Mock Executions

by Patrick Appel

The long awaited CIA torture report is due out on Monday. Mark Hosenball and Michael Isikoff have a preview:

According to two sourcesone who has read a draft of the paper and one who was briefed on itthe report describes how one detainee, suspected USS Cole bomber Abd al-Rahim al-Nashiri, was threatened with a gun and a power drill during the course of CIA interrogation. According to the sources, who like others quoted in this article asked not to be named while discussing sensitive information, Nashiri's interrogators brandished the gun in an effort to convince him that he was going to be shot. Interrogators also turned on a power drill and held it near him. "The purpose was to scare him into giving [information] up," said one of the sources. A federal law banning the use of torture expressly forbids threatening a detainee with "imminent death."

The report also says, according to the sources, that a mock execution was staged in a room next to a detainee, during which a gunshot was fired in an effort to make the suspect believe that another prisoner had been killed. The inspector general's report alludes to more than one mock execution. 

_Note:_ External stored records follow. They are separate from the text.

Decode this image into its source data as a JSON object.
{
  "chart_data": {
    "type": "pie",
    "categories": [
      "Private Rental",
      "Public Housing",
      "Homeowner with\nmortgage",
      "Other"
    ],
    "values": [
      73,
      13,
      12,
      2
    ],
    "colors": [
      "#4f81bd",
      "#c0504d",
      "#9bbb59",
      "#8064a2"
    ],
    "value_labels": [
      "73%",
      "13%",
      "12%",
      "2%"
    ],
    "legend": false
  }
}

Marcy Wheeler thinks this is why the torture tapes were destroyed, a plausible theory. After reading about Bush-era torture for years researching the subject for Andrew, I thought that I had lost the ability to be shocked, but this goes beyond what even I dreamt possible. The description above reminds me of nothing so much as the Iranian mock executions performed during the Iranian Hostage Crisis. Mark Bowden had a harrowing description of them in his latest book. The Iranians didn't threaten the Americans with drills, as far as I know. What we did actually sounds far worse.